Bad Day, Good God
The day started at 3 in the morning on August 8th, 2019. This was one of my close friend's birthday's that I was going to miss because I was leaving for college. So I got up at three which wasn't all that great because I hadn't fallen asleep until around 1 or so because I was dreading leaving my best friend, Rocky Balboa Pappan.
A few of my friends and family gathered to send me off. I hugged my friends, no tears. I hugged my sister, she cried but not me. I hugged my mom, and she held it in until I left. But the moment I got to my dog to say goodbye they came out. Man, I just lost it for a second and I hate crying.
But I was following God's will and sometimes that's not an easy task. So I wiped my tears away, got in the car, and headed out on the road. About an hour in, it started to pour so hard that I couldn't see where the lines were on the road. But I kept going.
Every few hours I was taking caffeine pills because I was so tired which was not a good idea. The only food that I had were a few peanut butter sandwiches that went bad about 8 hours in. And about that time, my stomach was starting to hurt. It felt kinda like someone had grabbed it from behind and every so often would punch it with their other hand.
Then I drove through a ghetto near Gary Indiana (one of the most dangerous places in the USA). Then I got on a six-lane highway for the first time in my life. And before this, my highway driving experience was driving to Wichita 6 times and driving to Alabama once. So it was very intimidating. On top of being nervous, missing my dog Rocky, my Stomach feeling like the really Rocky Balboa was swinging at it, and the newfound headache and dizziness that I was feeling, I wasn't having the great time that I thought I would.
About an hour later was when the real fun started. I got off the 6 lane death toll road and made it to a normal two laner. I was about to head off onto an exit where it would be a straight drive for another hour and a half and I would be there. But my car stopped. No warning, no nothing. It just stopped.

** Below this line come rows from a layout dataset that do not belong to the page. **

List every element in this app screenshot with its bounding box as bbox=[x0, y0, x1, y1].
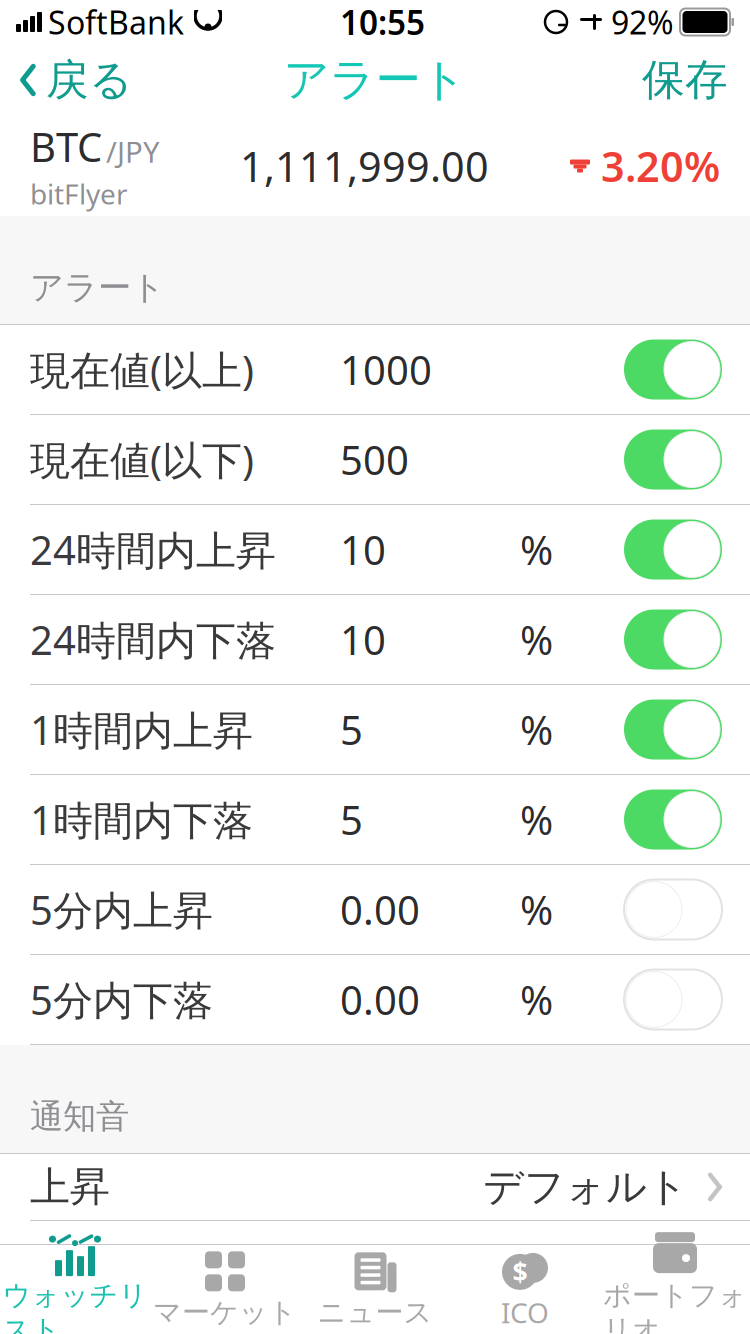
staticText: 保存 bbox=[642, 54, 728, 106]
button[interactable]: $ bbox=[450, 1244, 600, 1334]
button[interactable]: 上昇 bbox=[0, 1154, 750, 1221]
button[interactable]: ウォッチリスト bbox=[0, 1244, 150, 1334]
staticText: 24時間内下落 bbox=[30, 613, 276, 666]
staticText: 通知音 bbox=[30, 1096, 129, 1137]
staticText: ニュース bbox=[318, 1295, 432, 1330]
staticText: マーケット bbox=[153, 1295, 297, 1330]
staticText: % bbox=[520, 523, 553, 576]
staticText: ICO bbox=[501, 1294, 549, 1331]
staticText: 10 bbox=[340, 613, 386, 666]
button[interactable]: 保存 bbox=[620, 48, 750, 112]
button[interactable]: ポートフォリオ bbox=[600, 1244, 750, 1334]
staticText: 5分内下落 bbox=[30, 973, 213, 1026]
staticText: ウォッチリスト bbox=[2, 1278, 148, 1334]
button[interactable]: マーケット bbox=[150, 1244, 300, 1334]
staticText: 1時間内下落 bbox=[30, 793, 253, 846]
staticText: 92% bbox=[611, 1, 674, 43]
staticText: デフォルト bbox=[483, 1162, 688, 1212]
staticText: /JPY bbox=[106, 132, 160, 171]
button[interactable]: 現在値(以下) bbox=[0, 415, 750, 505]
button[interactable]: ニュース bbox=[300, 1244, 450, 1334]
staticText: 500 bbox=[340, 433, 409, 486]
staticText: 5 bbox=[340, 793, 363, 846]
button[interactable]: 1時間内上昇 bbox=[0, 685, 750, 775]
staticText: 10 bbox=[340, 523, 386, 576]
staticText: % bbox=[520, 883, 553, 936]
staticText: bitFlyer bbox=[30, 175, 128, 212]
staticText: BTC bbox=[30, 120, 102, 173]
button[interactable]: 24時間内上昇 bbox=[0, 505, 750, 595]
staticText: $ bbox=[512, 1254, 528, 1290]
staticText: ポートフォリオ bbox=[603, 1278, 747, 1334]
staticText: 5 bbox=[340, 703, 363, 756]
staticText: SoftBank bbox=[48, 1, 184, 43]
staticText: 0.00 bbox=[340, 973, 420, 1026]
staticText: 1000 bbox=[340, 343, 432, 396]
staticText: 24時間内上昇 bbox=[30, 523, 276, 576]
staticText: % bbox=[520, 703, 553, 756]
staticText: % bbox=[520, 793, 553, 846]
button[interactable]: 1時間内下落 bbox=[0, 775, 750, 865]
staticText: アラート bbox=[30, 267, 165, 308]
button[interactable]: 5分内下落 bbox=[0, 955, 750, 1045]
button[interactable]: 現在値(以上) bbox=[0, 325, 750, 415]
staticText: 上昇 bbox=[30, 1162, 110, 1212]
staticText: 戻る bbox=[46, 54, 133, 106]
staticText: アラート bbox=[284, 52, 466, 108]
staticText: 3.20% bbox=[601, 139, 720, 194]
staticText: 現在値(以下) bbox=[30, 433, 254, 486]
staticText: 5分内上昇 bbox=[30, 883, 213, 936]
button[interactable]: 5分内上昇 bbox=[0, 865, 750, 955]
staticText: 0.00 bbox=[340, 883, 420, 936]
button[interactable]: 24時間内下落 bbox=[0, 595, 750, 685]
staticText: 1時間内上昇 bbox=[30, 703, 253, 756]
staticText: 1,111,999.00 bbox=[240, 139, 489, 194]
button[interactable]: 戻る bbox=[0, 48, 151, 112]
staticText: 10:55 bbox=[340, 0, 425, 44]
staticText: % bbox=[520, 973, 553, 1026]
staticText: 現在値(以上) bbox=[30, 343, 254, 396]
staticText: % bbox=[520, 613, 553, 666]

So I steered with aggressiveness since there was no more power steering over to the side of the road. I popped my flashers on.
I didn't know what to do so I called Patrick Shannon since he had helped me work on the car that summer. He told me a few things to try but none of them worked. We came to the conclusion that I might be out of gas. It ended up not being that. So I walked a mile to the closes gas station in 100-degree heat. Paid like 20 bucks for a flimsy 1-gallon tank and then filled it with gas and walked the mile back to find my car still wouldn't start.
So I accepted the loss, called a tow truck. A guy that smelled like pickles and cigarettes picked me up. He dropped my car off at a place that had just closed, left me with a bill of $200 dollars, and the only place close that was open was a bar. So I went in ordered a water and a grilled cheese sandwich.
As I was waiting for my family friends to come pick me up, all I wanted to do was cry. At times, I even left my table to go to the bathroom and cry. If I hadn't done that, I would have cried when Bill came in and hugged me.
We got in the car and in the backseat on the hour and a half drive, I thought I was dying. My head felt like it was going to explode. My stomach felt like it was constantly getting punched. But we made it back without me dying and without me throwing up. I slept on my side in fear that I would throw up in the middle of the night and choke on it.
Now, I remember praying before going to bed. When I pray, I always thank God for something that he has done for me that day. As I sat there really thinking that I was going to die that night, it was hard to find one. Now, on this day, I thank him for saving me. You see, taking way too many cafieen pills on less than two hours of sleep and an empty stomach was not a good idea. I was dizzy, had a headache, and my stomach was in the ninth round of a boxing match. That extra 70 miles could have killed me. Who knows what would have happened. I truly believe that God stopped my car from working right when it needed to happen to save me. Now I thank him for that. That day though, I thanked him for the friends he put in my life to help me that day.
My point after this very long story is that no matter what happens to you on any day, there is always something that God is doing that deserves your thanks. No matter what. Psalm 100:4-5 says, “Enter his gates with thanksgiving, and his courts with praise! Give thanks to him; bless his name! For the Lord is good; his steadfast love endures forever, and his faithfulness to all generations.” God deserves all that thanks; for the good, the bad, and the ugly. I thank him for those trials that he put me through and all the ones that are coming my way. God is great. Thank him each day. Thank him for all of it.